Il suo percorso e la sua proposta di analisi partono così dall’affronto della “crisi del pubblico”, analizzando alcuni casi di rilievo nazionali, quali la privatizzazione delle Casse di risparmio o il simile intervento sulle Ipab, per passare ad affrontare un tema molto delicato e legato al mondo del lavoro come la vicenda dei patronati di espressione prevalentemente sindacale; analizza inoltre la situazione delle fondazioni liriche e di quelle universitarie, per giungere infine alle problematiche scaturite dalla nascita e dalla applicazione delle norme del Codice del terzo settore. Una approfondita e accurata analisi, quindi, di taglio giuridico accademico ma offerta, per la semplicità e linearità del linguaggio utilizzato, a un pubblico molto più vasto.
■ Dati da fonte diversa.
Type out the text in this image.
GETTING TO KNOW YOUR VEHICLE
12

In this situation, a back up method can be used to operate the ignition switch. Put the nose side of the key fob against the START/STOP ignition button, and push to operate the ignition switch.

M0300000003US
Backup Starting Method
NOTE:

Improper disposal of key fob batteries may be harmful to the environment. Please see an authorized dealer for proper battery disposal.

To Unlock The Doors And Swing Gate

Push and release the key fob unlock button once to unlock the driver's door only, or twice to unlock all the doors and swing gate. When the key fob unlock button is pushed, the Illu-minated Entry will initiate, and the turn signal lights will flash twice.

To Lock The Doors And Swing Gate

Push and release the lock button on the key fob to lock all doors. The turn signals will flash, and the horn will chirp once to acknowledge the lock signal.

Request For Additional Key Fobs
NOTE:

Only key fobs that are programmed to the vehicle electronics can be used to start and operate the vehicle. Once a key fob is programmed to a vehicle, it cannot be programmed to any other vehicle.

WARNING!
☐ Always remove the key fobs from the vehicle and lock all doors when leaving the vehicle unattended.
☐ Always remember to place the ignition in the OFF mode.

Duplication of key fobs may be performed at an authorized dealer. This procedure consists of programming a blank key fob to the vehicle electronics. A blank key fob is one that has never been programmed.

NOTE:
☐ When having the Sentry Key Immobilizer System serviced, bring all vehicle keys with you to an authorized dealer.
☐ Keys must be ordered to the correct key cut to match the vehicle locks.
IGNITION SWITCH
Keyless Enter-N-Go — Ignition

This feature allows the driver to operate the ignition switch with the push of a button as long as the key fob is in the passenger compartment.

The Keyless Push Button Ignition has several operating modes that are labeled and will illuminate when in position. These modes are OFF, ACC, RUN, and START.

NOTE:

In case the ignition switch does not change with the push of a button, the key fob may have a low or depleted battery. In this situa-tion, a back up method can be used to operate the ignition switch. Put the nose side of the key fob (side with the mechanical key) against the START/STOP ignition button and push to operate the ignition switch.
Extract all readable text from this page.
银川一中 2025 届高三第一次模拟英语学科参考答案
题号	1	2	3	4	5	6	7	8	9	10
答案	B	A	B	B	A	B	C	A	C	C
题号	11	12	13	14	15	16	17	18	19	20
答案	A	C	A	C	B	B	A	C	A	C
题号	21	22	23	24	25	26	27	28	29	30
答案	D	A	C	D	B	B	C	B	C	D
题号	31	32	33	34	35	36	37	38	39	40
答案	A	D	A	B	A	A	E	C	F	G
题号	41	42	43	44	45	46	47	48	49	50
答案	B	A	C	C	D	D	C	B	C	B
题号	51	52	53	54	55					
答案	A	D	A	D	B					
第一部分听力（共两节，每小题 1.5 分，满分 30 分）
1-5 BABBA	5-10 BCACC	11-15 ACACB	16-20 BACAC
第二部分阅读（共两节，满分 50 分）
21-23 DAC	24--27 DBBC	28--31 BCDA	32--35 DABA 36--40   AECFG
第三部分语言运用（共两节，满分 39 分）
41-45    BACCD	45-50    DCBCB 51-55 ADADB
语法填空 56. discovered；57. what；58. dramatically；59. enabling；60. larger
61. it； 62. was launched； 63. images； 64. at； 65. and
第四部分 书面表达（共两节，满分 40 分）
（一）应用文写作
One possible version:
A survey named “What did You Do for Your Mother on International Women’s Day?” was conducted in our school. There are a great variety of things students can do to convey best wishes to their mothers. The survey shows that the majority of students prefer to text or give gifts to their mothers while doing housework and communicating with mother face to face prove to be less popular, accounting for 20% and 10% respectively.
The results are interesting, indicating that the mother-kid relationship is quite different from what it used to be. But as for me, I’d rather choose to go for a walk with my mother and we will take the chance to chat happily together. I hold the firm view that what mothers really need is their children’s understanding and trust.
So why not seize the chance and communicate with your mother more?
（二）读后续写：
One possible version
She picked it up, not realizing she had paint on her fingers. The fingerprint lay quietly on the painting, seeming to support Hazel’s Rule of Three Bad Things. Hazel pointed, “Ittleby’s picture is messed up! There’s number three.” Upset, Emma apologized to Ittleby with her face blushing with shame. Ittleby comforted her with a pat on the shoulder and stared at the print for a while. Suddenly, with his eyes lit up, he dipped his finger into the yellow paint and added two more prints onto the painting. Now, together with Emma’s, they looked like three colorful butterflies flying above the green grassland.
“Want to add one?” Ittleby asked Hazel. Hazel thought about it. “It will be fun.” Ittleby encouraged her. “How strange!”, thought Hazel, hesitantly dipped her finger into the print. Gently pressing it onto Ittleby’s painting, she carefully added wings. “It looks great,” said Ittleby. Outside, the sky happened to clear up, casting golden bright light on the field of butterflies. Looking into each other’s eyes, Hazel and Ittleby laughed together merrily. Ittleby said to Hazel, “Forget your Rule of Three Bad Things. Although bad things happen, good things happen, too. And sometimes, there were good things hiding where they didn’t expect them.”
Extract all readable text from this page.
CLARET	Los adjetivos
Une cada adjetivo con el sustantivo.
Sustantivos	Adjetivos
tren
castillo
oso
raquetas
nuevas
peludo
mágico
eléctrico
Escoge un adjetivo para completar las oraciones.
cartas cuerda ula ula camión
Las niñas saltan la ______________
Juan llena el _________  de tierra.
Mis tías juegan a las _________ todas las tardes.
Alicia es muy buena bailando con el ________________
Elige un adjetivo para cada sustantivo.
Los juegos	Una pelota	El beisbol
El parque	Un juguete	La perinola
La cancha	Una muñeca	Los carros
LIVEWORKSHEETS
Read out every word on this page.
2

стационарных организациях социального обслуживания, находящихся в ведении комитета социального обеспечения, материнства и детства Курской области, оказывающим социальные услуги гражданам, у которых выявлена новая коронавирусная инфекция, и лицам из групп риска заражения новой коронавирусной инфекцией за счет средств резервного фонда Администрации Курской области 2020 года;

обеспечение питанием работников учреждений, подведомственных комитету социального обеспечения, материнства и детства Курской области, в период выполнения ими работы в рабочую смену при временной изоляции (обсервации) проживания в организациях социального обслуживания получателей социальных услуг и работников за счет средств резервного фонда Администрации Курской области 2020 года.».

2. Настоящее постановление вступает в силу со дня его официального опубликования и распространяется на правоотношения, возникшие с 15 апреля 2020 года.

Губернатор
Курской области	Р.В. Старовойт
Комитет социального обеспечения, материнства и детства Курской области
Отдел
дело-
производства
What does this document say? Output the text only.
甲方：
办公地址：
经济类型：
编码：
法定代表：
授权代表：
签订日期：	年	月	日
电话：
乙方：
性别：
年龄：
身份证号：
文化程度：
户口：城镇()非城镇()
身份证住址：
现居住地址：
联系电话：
Il capitolo finale è riservato alle conclusioni del percorso. Riprendendo il filo del discorso avviato all’inizio dello studio e cioè come avviare una strategia di superamento delle tradizionali concezioni di pubblico e privato, Vecchio individua nei segni di espansione delle autonomie sociali, di riconoscimento istituzionale della complessità, di apertura del diritto a relazioni e problemi non più riconducibili al paradigma liberale di Stato e Mercato o al semplice processo politico-elettorale, aggravato per altro dal sempre più marginale ruolo dei partiti, una strada nuova da percorrere con la consapevolezza di dover giungere ad un ripensamento della centralità dello Stato, in cui la concezione cattolica della sussidiarietà potrà offrire un contributo determinante.

In conclusione, un contributo molto significativo che guarda alla produzione scientifica che la Fondazione per la Sussidiarietà propone ormai da tanti anni. Va segnalata, infine, la ricca bibliografia che accompagna il testo, in cui trova posto una illustrazione accurata delle fonti normative di rilievo regionale.